Diciembre 10 de 1838: Renuncian a su cargo todos los miembros del gabinete presidencial. Para sustituirlos, el presidente Anastacio Bustamante nombró ministro de relaciones exteriores a Manuel Gómez Pedraza, a Juan Rodríguez Puebla como ministro del interior, a José de la Cortina como ministro de hacienda, y Benito Quijano, ministro de guerra.

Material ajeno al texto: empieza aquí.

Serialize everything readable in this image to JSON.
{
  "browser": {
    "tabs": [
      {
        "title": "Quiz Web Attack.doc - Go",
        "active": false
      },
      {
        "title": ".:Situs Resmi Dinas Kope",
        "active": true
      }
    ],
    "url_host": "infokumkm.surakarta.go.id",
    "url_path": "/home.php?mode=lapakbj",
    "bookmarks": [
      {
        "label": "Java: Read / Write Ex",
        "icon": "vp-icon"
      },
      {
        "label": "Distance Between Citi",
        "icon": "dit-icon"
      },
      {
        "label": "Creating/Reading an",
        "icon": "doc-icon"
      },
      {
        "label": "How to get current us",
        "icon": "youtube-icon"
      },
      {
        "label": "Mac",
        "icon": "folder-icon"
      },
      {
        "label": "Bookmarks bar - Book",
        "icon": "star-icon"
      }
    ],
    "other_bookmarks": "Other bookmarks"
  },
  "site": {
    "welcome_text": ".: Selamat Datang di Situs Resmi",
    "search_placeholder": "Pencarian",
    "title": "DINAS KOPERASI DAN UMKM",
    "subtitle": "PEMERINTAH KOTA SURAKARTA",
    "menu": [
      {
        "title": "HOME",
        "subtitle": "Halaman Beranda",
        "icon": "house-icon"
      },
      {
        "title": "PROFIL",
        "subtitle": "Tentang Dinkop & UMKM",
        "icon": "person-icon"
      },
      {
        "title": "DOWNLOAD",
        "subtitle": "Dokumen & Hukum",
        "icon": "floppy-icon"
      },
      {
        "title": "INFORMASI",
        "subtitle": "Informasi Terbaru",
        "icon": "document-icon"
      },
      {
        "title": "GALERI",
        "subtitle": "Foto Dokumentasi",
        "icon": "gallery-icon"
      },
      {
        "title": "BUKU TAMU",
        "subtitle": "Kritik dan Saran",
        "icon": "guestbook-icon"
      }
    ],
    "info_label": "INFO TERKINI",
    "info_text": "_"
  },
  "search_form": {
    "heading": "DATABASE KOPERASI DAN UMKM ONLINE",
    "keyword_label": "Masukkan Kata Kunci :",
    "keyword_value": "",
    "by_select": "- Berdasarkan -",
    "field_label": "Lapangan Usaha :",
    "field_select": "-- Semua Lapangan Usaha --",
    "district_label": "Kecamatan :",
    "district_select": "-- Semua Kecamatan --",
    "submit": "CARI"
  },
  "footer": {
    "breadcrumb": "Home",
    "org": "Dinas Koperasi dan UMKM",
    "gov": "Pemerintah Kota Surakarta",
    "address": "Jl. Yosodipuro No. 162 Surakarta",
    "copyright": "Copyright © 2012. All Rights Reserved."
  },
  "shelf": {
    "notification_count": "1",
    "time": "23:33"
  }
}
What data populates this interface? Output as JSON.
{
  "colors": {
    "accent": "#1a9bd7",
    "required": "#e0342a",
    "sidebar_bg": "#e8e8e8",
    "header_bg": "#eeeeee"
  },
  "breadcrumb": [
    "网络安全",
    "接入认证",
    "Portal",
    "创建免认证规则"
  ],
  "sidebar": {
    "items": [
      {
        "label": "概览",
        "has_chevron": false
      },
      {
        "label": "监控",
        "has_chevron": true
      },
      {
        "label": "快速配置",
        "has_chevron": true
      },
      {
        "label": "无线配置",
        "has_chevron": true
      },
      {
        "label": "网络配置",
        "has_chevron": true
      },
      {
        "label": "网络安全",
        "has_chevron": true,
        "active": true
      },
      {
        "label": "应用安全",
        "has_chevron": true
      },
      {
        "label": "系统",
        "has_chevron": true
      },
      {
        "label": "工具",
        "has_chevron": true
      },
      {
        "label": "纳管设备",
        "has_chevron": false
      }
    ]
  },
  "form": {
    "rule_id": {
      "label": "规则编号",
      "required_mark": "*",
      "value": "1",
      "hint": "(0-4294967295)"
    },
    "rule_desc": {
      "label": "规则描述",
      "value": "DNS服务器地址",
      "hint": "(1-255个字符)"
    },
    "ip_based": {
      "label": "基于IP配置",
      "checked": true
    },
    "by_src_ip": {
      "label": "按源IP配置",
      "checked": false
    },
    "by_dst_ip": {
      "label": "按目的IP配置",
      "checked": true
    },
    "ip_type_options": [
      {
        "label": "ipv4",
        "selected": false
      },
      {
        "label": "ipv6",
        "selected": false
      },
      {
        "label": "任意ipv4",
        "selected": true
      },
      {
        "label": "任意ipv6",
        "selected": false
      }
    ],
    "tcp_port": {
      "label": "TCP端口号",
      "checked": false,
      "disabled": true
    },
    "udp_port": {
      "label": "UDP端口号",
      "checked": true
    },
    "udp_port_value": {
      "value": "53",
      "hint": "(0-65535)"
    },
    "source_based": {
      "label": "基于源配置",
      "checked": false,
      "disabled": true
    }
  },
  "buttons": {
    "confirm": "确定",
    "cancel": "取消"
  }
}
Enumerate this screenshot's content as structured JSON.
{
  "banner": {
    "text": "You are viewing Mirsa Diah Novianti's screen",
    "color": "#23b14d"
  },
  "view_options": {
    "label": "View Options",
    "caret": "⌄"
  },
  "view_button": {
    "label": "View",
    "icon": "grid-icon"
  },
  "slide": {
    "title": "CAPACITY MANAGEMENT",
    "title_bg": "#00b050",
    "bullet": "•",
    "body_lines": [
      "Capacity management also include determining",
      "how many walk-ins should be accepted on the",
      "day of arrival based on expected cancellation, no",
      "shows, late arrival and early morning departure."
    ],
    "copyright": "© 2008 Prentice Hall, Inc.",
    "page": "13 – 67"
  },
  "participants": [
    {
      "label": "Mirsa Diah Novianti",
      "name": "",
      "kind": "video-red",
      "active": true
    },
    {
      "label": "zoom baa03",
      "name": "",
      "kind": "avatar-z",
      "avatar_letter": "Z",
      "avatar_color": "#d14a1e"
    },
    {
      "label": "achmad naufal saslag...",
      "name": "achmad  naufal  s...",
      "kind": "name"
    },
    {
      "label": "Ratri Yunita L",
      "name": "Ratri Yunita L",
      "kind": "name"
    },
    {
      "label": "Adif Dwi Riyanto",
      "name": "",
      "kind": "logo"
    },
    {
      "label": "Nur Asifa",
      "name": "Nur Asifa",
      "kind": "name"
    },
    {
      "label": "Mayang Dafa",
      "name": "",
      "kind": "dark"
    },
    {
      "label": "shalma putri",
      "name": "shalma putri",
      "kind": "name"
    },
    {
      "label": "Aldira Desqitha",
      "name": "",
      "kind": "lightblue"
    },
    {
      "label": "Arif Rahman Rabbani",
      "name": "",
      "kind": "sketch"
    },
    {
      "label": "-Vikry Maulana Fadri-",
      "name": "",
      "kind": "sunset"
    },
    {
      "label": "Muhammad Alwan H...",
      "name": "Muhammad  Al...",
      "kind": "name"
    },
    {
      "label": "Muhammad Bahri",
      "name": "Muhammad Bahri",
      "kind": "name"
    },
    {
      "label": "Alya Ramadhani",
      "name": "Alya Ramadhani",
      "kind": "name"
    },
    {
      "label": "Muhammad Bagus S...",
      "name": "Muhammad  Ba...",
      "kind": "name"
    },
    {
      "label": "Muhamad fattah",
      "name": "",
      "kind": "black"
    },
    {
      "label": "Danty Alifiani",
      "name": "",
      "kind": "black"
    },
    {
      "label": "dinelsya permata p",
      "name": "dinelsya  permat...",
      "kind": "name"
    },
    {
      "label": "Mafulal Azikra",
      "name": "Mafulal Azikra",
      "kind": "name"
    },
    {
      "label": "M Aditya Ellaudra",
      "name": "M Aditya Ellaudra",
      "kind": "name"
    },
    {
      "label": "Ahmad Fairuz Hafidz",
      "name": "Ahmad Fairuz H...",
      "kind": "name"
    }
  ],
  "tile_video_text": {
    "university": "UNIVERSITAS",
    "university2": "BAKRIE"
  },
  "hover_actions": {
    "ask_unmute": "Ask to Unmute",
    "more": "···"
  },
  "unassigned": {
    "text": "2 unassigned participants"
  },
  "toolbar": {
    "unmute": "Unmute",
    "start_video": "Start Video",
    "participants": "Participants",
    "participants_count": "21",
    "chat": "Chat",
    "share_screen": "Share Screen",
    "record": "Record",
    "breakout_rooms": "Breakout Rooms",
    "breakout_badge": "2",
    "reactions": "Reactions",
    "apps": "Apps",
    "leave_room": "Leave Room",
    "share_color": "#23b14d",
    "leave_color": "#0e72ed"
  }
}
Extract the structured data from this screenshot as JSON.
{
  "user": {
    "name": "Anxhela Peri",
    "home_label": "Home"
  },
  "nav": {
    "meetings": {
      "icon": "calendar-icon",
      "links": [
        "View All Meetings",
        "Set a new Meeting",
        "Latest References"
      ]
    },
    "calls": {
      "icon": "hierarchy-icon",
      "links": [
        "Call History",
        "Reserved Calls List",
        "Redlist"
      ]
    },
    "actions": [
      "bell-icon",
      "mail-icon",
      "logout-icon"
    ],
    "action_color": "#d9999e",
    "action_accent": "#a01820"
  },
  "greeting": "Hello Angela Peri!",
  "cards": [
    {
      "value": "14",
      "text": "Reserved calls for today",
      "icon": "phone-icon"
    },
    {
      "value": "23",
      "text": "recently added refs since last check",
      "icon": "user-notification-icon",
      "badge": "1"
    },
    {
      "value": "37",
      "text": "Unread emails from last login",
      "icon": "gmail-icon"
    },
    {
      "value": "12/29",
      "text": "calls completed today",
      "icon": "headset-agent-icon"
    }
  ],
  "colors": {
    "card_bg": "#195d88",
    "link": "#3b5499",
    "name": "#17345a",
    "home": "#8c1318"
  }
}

Eran tiempos difíciles para nuestro país, porque desde el 16 de abril, Francia había roto las relaciones con México, según anunció el almirante Charles Louis Joseph Bazoche, quien estaba al mando de la escuadra francesa instalada en el puerto de Veracruz que tomaron bajo su control por siete meses. Posteriormente llegaron la fragata francesa Iphigenie y los bergantines Voltigeur y Dupetit-Thouars, debido a que se iniciaba la “Guerra de los Pasteles”. En julio el presidente de la República recibió autorización del Congreso para recaudar cuatro millones de pesos para atender las demandas del delicado momento. Y el problema francés no era el único, pues brotaban por todas partes conflictos derivados del sistema político centralista que había impulsado López de Santa Anna, al grado de que en septiembre anterior Bustamante ordenó encarcelar a Valentín Gómez Farías, Ignacio Basadre, Francisco Modesto Olaguíbel, José María Alpuche, Vicente Embides, Juan Zelaeta y Joaquín Cardoso, además de cerrar las ediciones de los diarios El Mono, y El Federalista, por criticar al gobierno. Como solía suceder en el siglo XIX, por una parte, México estaba amenazado por una potencia extranjera, y al mismo tiempo se pronunciaban guarniciones de las ciudades grandes en contra del sistema político y había enfrentamientos a todo lo largo del territorio nacional entre inconformes con el sistema centralista y los elementos del Ejército Nacional. Qué importante es que nos demos cuenta del daño que le hacemos a la patria cuando nos dividimos. Y ese mensaje debe también recibirlo el Ejecutivo Federal, pues ya no se debe dividir al país entre fifís y conservadores y mucho menos descalificar a quienes piensan diferente que él.